Southern California Gas Co., which serves nearly 22 million people from the Central Valley to the U.S.-Mexico border, is determined to prevent a future without gas from coming to pass, even if it may not arrive for years or decades. The utility has begun a sweeping campaign to preserve the role of its pipelines in powering society _ an outcome critics say would undermine California's efforts to fight climate change.
In city council chambers across Southern California, SoCalGas is working to convince officials that policies aimed at replacing gas with electricity would be wildly unpopular. More than 100 cities and counties have endorsed the company's push for "balanced energy solutions" _ a powerful base of support that it can use as leverage in the coming years as it fights potential laws and regulations that might diminish demand for its product.

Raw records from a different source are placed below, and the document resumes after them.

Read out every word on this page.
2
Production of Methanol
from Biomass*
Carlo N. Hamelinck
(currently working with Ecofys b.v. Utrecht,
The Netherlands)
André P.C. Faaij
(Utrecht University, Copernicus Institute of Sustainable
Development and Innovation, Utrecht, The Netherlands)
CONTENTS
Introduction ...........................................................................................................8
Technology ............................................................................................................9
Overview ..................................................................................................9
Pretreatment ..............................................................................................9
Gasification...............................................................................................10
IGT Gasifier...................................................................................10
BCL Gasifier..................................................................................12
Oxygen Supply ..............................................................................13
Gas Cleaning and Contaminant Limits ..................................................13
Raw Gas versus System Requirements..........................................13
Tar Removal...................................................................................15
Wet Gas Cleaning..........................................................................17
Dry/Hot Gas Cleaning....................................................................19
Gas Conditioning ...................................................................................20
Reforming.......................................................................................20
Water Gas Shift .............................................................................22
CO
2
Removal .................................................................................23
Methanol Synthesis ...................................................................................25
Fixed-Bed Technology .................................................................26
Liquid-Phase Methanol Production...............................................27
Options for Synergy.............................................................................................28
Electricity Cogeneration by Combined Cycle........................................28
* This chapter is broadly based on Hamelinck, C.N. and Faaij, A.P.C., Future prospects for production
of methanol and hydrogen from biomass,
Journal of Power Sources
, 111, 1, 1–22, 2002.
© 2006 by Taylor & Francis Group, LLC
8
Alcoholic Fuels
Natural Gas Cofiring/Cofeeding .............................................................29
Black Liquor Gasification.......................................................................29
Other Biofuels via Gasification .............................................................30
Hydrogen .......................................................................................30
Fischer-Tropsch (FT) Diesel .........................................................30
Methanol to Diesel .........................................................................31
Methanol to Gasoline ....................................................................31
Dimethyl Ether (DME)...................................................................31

Behind the scenes, the gas company has funded a self-styled grass-roots advocacy group pushing the same agenda. The company is also one of the funders of a national trade group's pro-natural gas campaign, which includes a public relations blitz targeting millennials and support for Trump administration regulatory overhauls.
"I don't think anyone's as threatened by what we need to do to save the planet as SoCalGas," said Matt Vespa, an attorney with the nonprofit law firm Earthjustice, who has represented the Sierra Club in regulatory battles with the gas company.

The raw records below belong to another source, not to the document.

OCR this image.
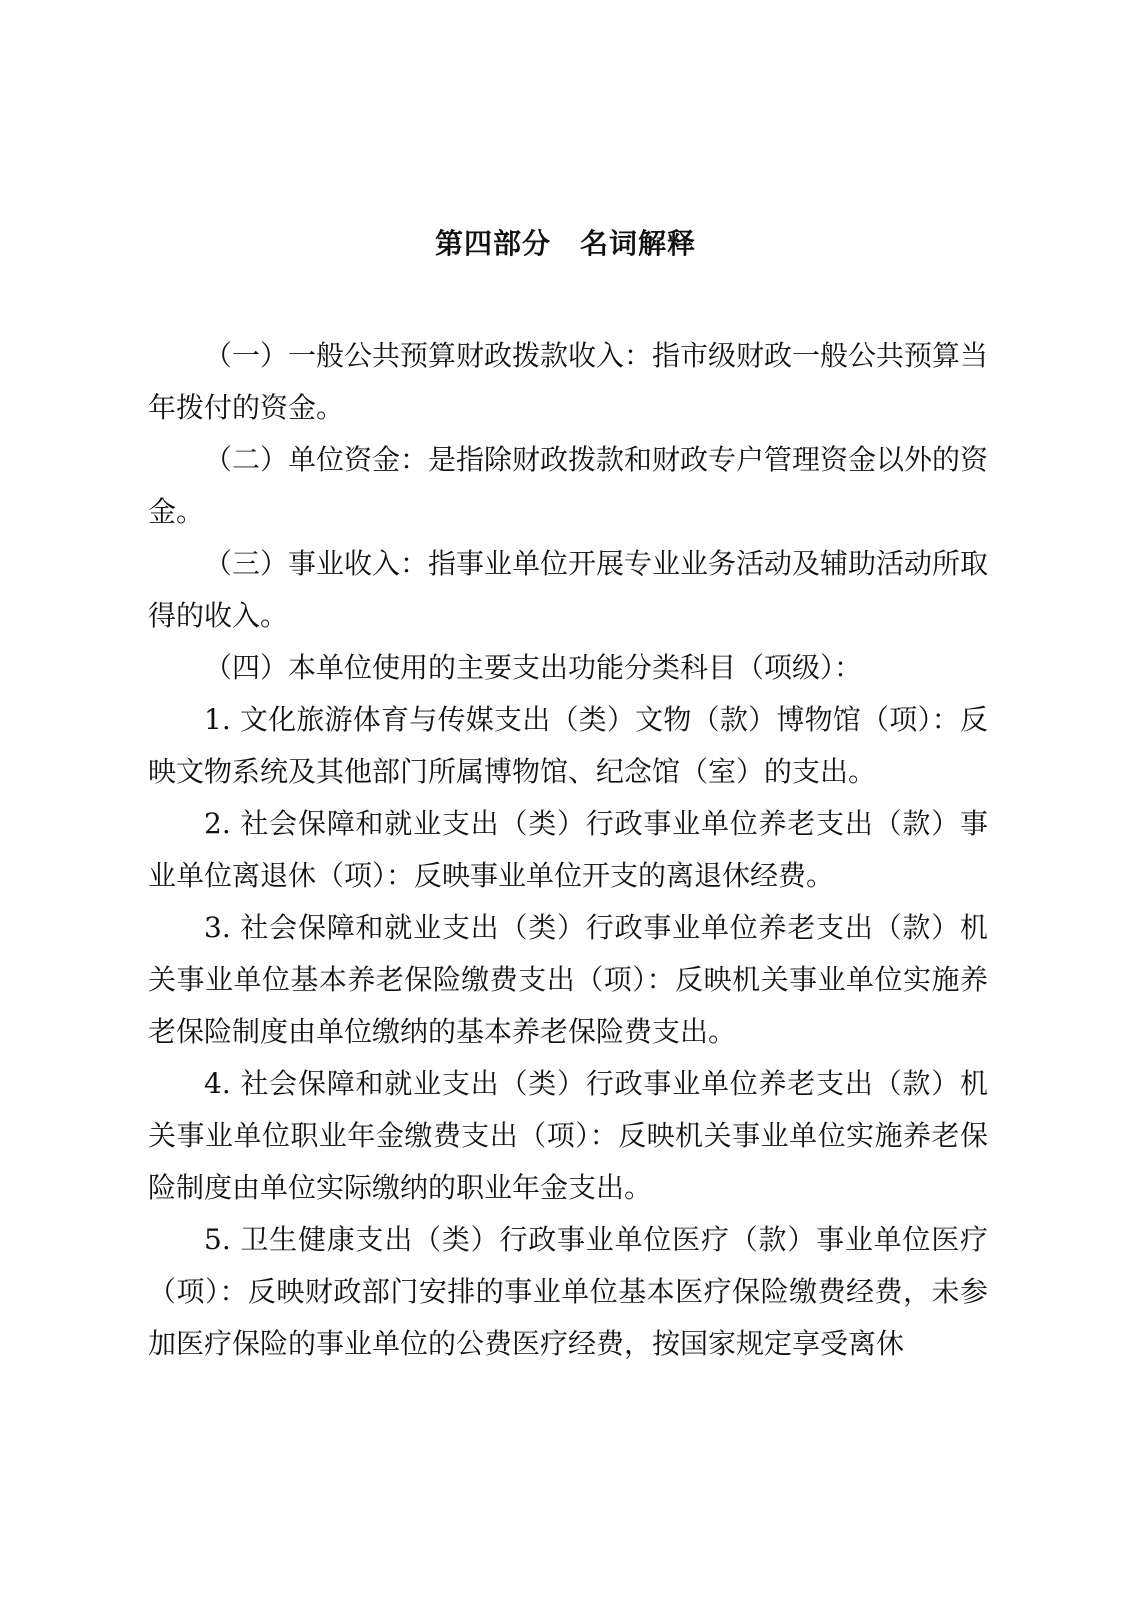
第四部分　名词解释

（一）一般公共预算财政拨款收入：指市级财政一般公共预算当年拨付的资金。

（二）单位资金：是指除财政拨款和财政专户管理资金以外的资金。

（三）事业收入：指事业单位开展专业业务活动及辅助活动所取得的收入。

（四）本单位使用的主要支出功能分类科目（项级）：

1. 文化旅游体育与传媒支出（类）文物（款）博物馆（项）：反映文物系统及其他部门所属博物馆、纪念馆（室）的支出。

2. 社会保障和就业支出（类）行政事业单位养老支出（款）事业单位离退休（项）：反映事业单位开支的离退休经费。

3. 社会保障和就业支出（类）行政事业单位养老支出（款）机关事业单位基本养老保险缴费支出（项）：反映机关事业单位实施养老保险制度由单位缴纳的基本养老保险费支出。

4. 社会保障和就业支出（类）行政事业单位养老支出（款）机关事业单位职业年金缴费支出（项）：反映机关事业单位实施养老保险制度由单位实际缴纳的职业年金支出。

5. 卫生健康支出（类）行政事业单位医疗（款）事业单位医疗（项）：反映财政部门安排的事业单位基本医疗保险缴费经费，未参加医疗保险的事业单位的公费医疗经费，按国家规定享受离休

In some ways, SoCalGas has no choice but to fight for self-preservation _ it's a subsidiary of San Diego-based Sempra Energy, a publicly traded company with a fiduciary duty to serve shareholders. But it's also a legally sanctioned monopoly subject to oversight from California lawmakers and regulators, who expect the gas company and other investor-owned utilities to help the state achieve its climate change goals.
With those overseers in mind, the gas company argues that it's offering a solution to the climate crisis.
SoCalGas wants to use organic waste from dairy farms, landfills and sewage treatment plants to produce biomethane, also known as renewable gas. The Los Angeles-based company says it can solve two problems at once, limiting heat-trapping methane emissions from those facilities and reducing its own climate effects by replacing some of the natural gas in its system with renewable gas.
The utility is already injecting small amounts of renewable gas into its pipelines, and is working to add more.
"We have pipelines. We want them to be used and useful," SoCalGas executive George Minter said in an interview earlier this year. Many clean energy advocates say renewable gas faces serious long-term hurdles. They see the substitute fuel as a dangerous dead end _ a promotional ploy meant to distract Californians from the incompatibility of the gas company's business model with the need to eliminate planet-warming emissions.
For investors in the gas company's corporate parent, Sempra Energy, there's a lot of money on the line. Revenue from residential sales at SoCalGas was nearly $2.3 billion in 2017, according to the American Gas Association _ the second-most of any utility on the association's list, after Pacific Gas & Electric.